On ne peut pas ne pas tomber sous le charme de cet homme inspiré, ce génie d'une créativité sans limite. On ne peut pas ne pas succomber à sa manière de parler et de bouger, comme lorsqu'il nous parle d'une scène de son spectacle Dracula, qu'il devait interpréter peu après le tournage de ce documentaire. On a l’impression d’y être et de le voir. Gabbriellini aurait pu faire un documentaire plus conventionnel sur la vie de Kemp. Il aurait pu interviewer des artistes qui s'inspiraient de lui (Peter Gabriel, Kate Bush, …).

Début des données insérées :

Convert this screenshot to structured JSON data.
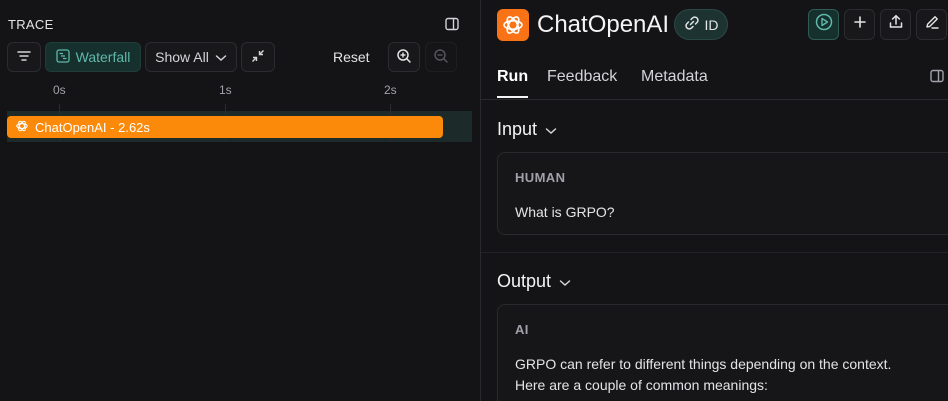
{
  "trace": {
    "title": "TRACE",
    "toolbar": {
      "waterfall_label": "Waterfall",
      "show_all_label": "Show All",
      "reset_label": "Reset"
    },
    "axis_ticks": [
      "0s",
      "1s",
      "2s"
    ],
    "run": {
      "label": "ChatOpenAI - 2.62s",
      "bar_color": "#fb8a0a"
    }
  },
  "detail": {
    "title": "ChatOpenAI",
    "id_badge": "ID",
    "accent": "#f97316",
    "tabs": [
      {
        "label": "Run"
      },
      {
        "label": "Feedback"
      },
      {
        "label": "Metadata"
      }
    ],
    "input": {
      "heading": "Input",
      "role": "HUMAN",
      "message": "What is GRPO?"
    },
    "output": {
      "heading": "Output",
      "role": "AI",
      "message_line1": "GRPO can refer to different things depending on the context.",
      "message_line2": "Here are a couple of common meanings:"
    }
  },
  "icons": [
    "panel-toggle-icon",
    "filter-icon",
    "waterfall-icon",
    "chevron-down-icon",
    "collapse-icon",
    "zoom-in-icon",
    "zoom-out-icon",
    "openai-icon",
    "link-icon",
    "play-icon",
    "plus-icon",
    "upload-icon",
    "edit-icon",
    "side-panel-icon"
  ]
}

Il a pourtant choisi de s'intéresser à l'homme d'aujourd'hui, et c'est un choix judicieux car le film exprime la nature d'un artiste au génie colossal, un élève de Marcel Marceau, qui lui a "donné la main" et d'un homme qui a enseigné à David Bowie "comment être physiquement et musicalement extraordinaire". Mais aussi et surtout, nous voyons une star qui, à 80 ans, croit toujours, comme il le dit avec ce sourire espiègle de ceux qui ont passé toute leur vie sur scène, que le meilleur est à venir".

Produit par Ilaria Malagutti et Edoardo Gabbriellini pour Mammut Film, Kemp. My Best Dance Is Yet To Come sera projeté dans les jours à venir à l'Asolo Art Film Festival avant de partir pour une tournée de festivals. Il sera diffusé sur Sky Arte le 24 août, date anniversaire de la mort de Kemp.